Lo sguardo libero
Il caso Garofani–Mattarella–Meloni: la democrazia si indebolisce quando si smette di rispettarsi

Francesco Saverio Garofani
C’è qualcosa che inquieta nel caso che ha coinvolto Francesco Saverio Garofani, consigliere del Quirinale, e che – suo malgrado – ha toccato il presidente Sergio Mattarella e la premier Giorgia Meloni. L’idea stessa che un consigliere del Colle, in conversazioni private o pubbliche poco importa, possa evocare “scosse provvidenziali” o manovre politiche per frenare la leader di governo è un inciampo istituzionale. La Presidenza della Repubblica è l’arbitro del sistema: l’arbitro non gioca, non suggerisce schemi, non indica cambi di campo.
Va riconosciuto, senza ipocrisie, che Mattarella è quasi sempre condivisibile, per equilibrio, sobrietà, misura. Non usa la parola per dividere, né piega le istituzioni alla polemica. Per questo la sua voce è percepita come un punto fermo nella tempesta (naturalmente non è infallibile, come quando disse che a Gaza Israele mostrava “l’ostinazione a uccidere indiscriminatamente”).
Mattarella resta un presidio della nostra vita costituzionale. Ed è qui che si impone un principio spesso dimenticato: la Repubblica appartiene a chi la sostiene, a chi rispetta le sue regole, a chi paga le tasse – come ricordò lo stesso Presidente nel discorso di fine anno del 31 dicembre 2022, con una frase memorabile: “la Repubblica è di chi paga le tasse”. Appartiene a chi permette allo Stato di funzionare, non a chi tenta di piegarlo ai propri risentimenti o ai propri calcoli personali o di fazione. È un concetto antico: la democrazia vive di responsabilità.
Il problema è più vasto: riguarda la selezione della classe dirigente. Da anni il Parlamento presenta una percentuale di laureati sorprendentemente bassa. Troppo spesso si scelgono yes-men, figure che devono obbedire invece di rappresentare. Basta partecipare a un qualsiasi evento di partito per accorgersene: povertà culturale in senso lato, povertà lessicale, superficialità nei ragionamenti, cultura politica ai minimi storici. Eppure, la politica dovrebbe essere la forma più alta dell’esistenza civile. Un luogo di merito, non di mediocrità.

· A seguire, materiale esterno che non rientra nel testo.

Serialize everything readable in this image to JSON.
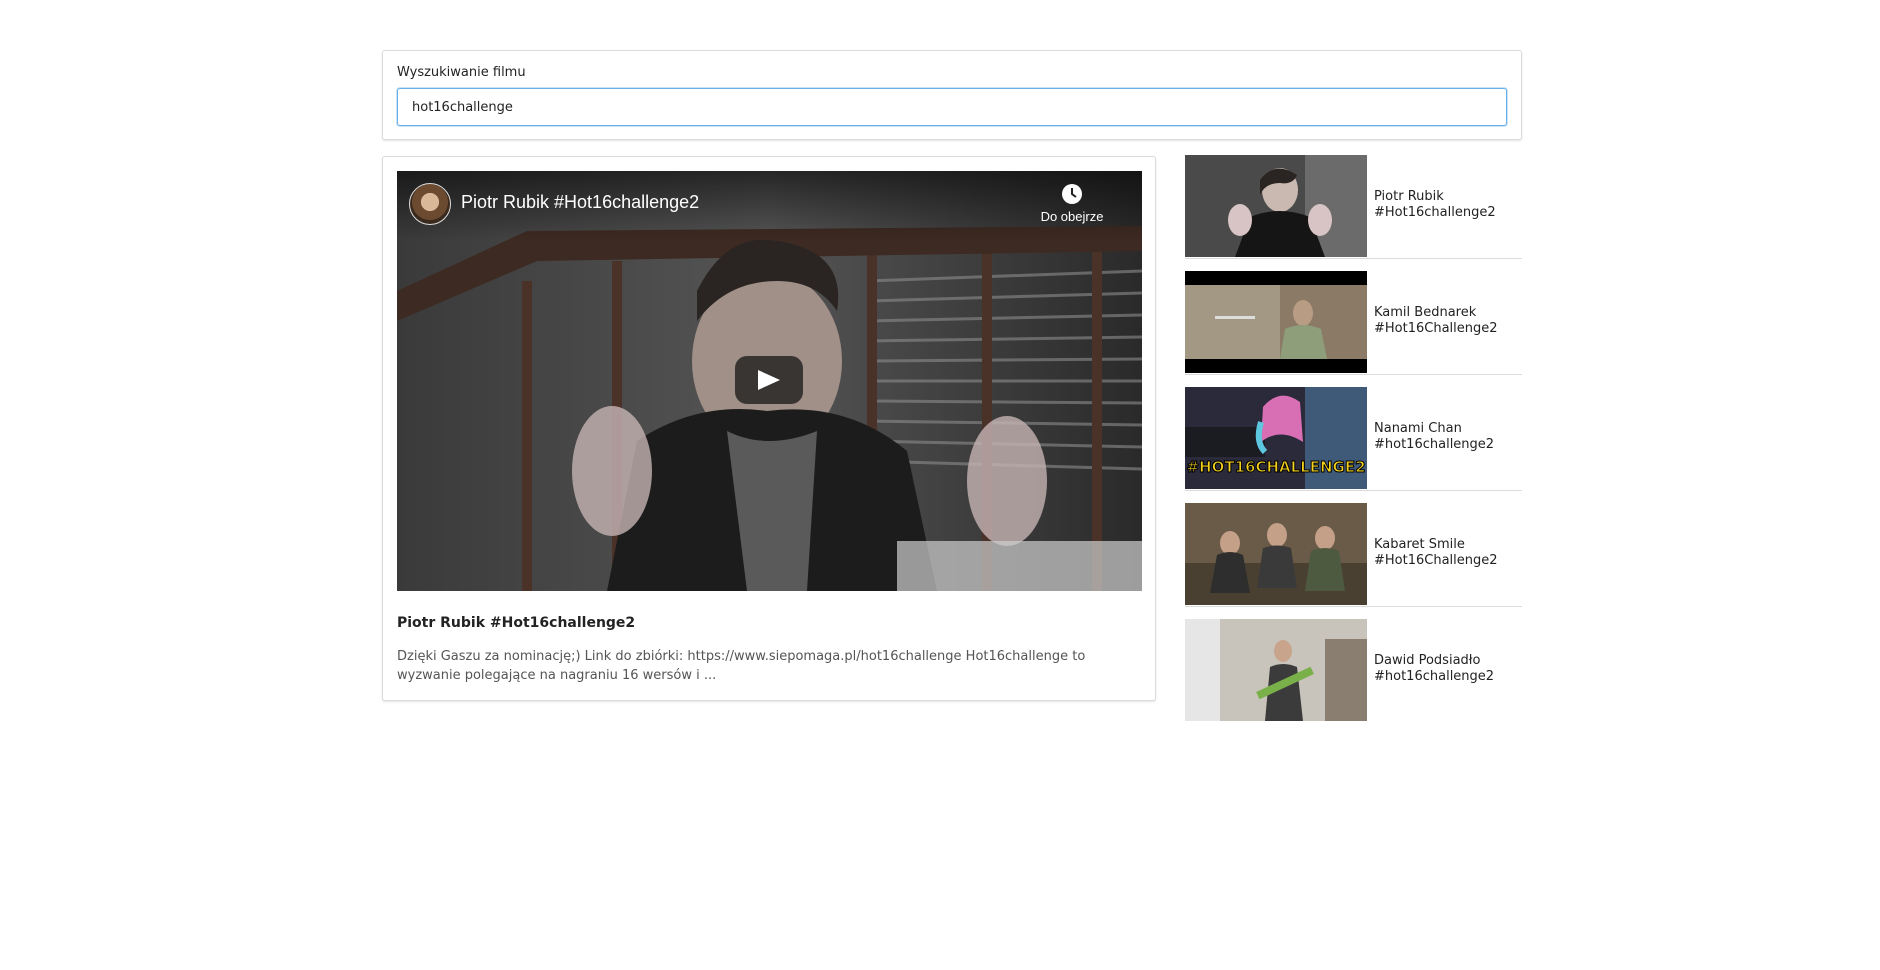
{
  "search": {
    "label": "Wyszukiwanie filmu",
    "value": "hot16challenge",
    "placeholder": ""
  },
  "player": {
    "title": "Piotr Rubik #Hot16challenge2",
    "watch_later": "Do obejrze",
    "icons": [
      "channel-avatar",
      "clock-icon",
      "play-icon"
    ]
  },
  "video": {
    "title": "Piotr Rubik #Hot16challenge2",
    "description": "Dzięki Gaszu za nominację;) Link do zbiórki: https://www.siepomaga.pl/hot16challenge Hot16challenge to wyzwanie polegające na nagraniu 16 wersów i ..."
  },
  "related": [
    {
      "title": "Piotr Rubik #Hot16challenge2"
    },
    {
      "title": "Kamil Bednarek #Hot16Challenge2"
    },
    {
      "title": "Nanami Chan #hot16challenge2",
      "thumb_overlay": "#HOT16CHALLENGE2"
    },
    {
      "title": "Kabaret Smile #Hot16Challenge2"
    },
    {
      "title": "Dawid Podsiadło #hot16challenge2"
    }
  ],
  "colors": {
    "focus_border": "#66afe9",
    "card_border": "#dcdcdc",
    "nanami_overlay_text": "#f5d21b"
  }
}
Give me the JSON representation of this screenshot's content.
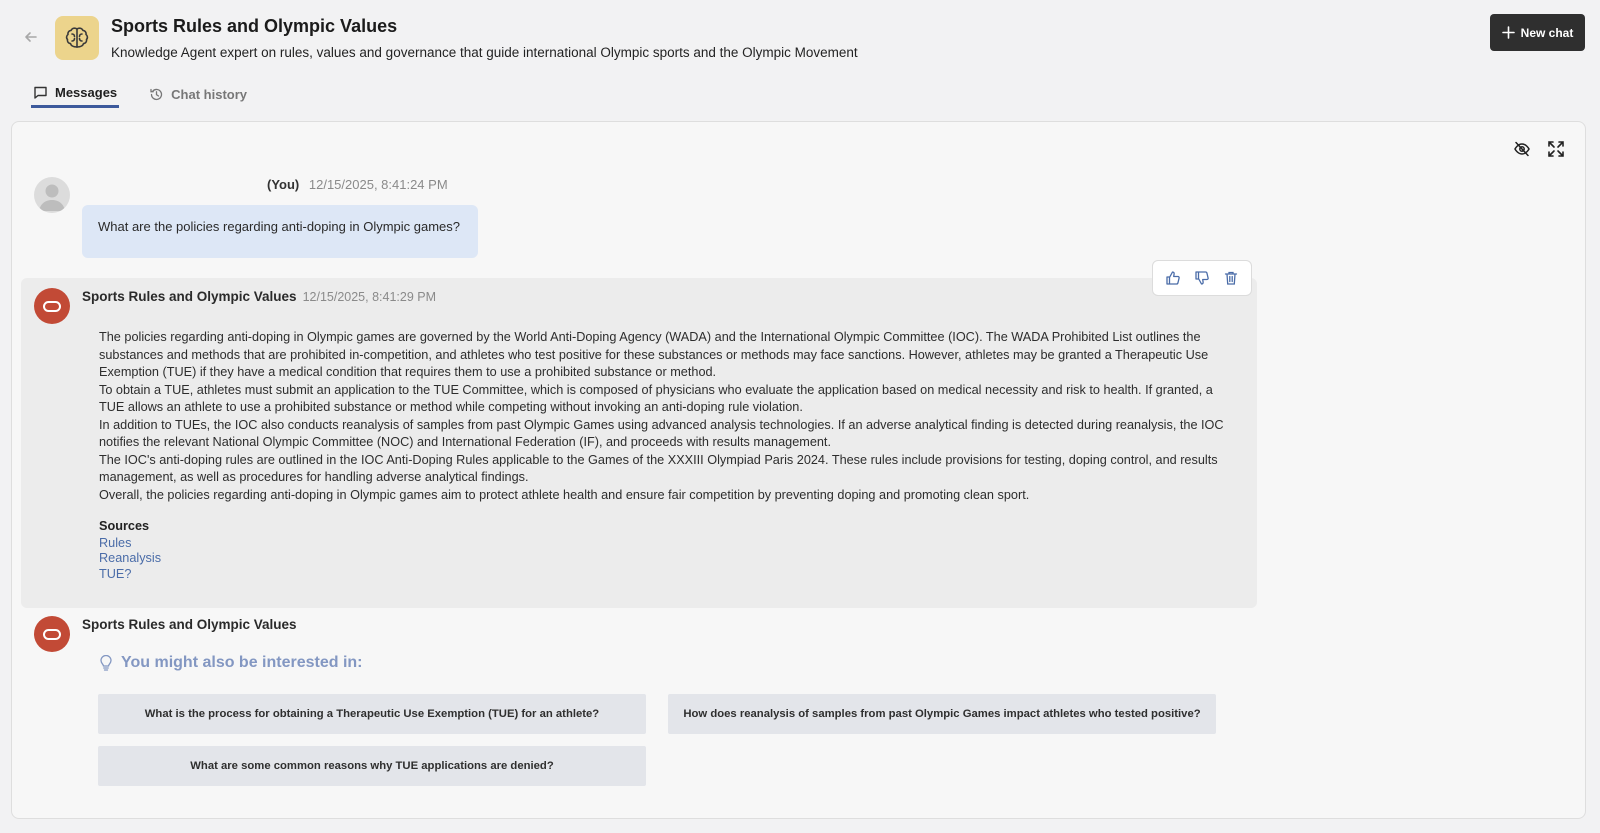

Anche Giorgia Meloni non può pretendere di sfilarsi indenne da questo clima. La scena del Palapartenope di Napoli – con la presidente del Consiglio che si lascia trascinare dall’euforia del pubblico e finisce per saltare e cantare “Chi non salta comunista è” – rivela un eccesso comprensibile sul piano umano, meno su quello istituzionale. Esiste un limite sottile oltre il quale la goliardia, pur tollerabile in un contesto di entusiasmo pubblico, rischia di sconfinare in un comportamento poco adatto a un ruolo istituzionale.
È altrettanto vero che una parte dell’opposizione mediatica contribuisce a inasprire il clima, trasformando la critica in ostilità personale. Non si contano più le trasmissioni in cui Giorgia Meloni viene attaccata non per ciò che fa, ma per ciò che rappresenta. Il rischio è che l’informazione diventi una caricatura della critica politica. Un tono che finisce per ottenere l’effetto opposto: rafforzare Meloni presso una minoranza moderata che si sente respinta da un certo moralismo televisivo. Invece di convincere, alcuni commentatori parlano solo a sé stessi e ai già convinti.
A rendere il quadro più fragile contribuisce anche ciò che accade altrove. Donald Trump, con la sua concezione muscolare del potere e la tendenza a personalizzare ogni istituzione, rischia di indebolire proprio quella cultura democratica che ha reso grande l’Occidente. La democrazia non è un automatismo, è un’educazione. Ora che si avvicina il momento di scegliere il prossimo Presidente della Repubblica – con ogni probabilità il primo espresso dal centrodestra nella storia recente – sarebbe saggio fare tesoro del caso Garofani–Mattarella–Meloni.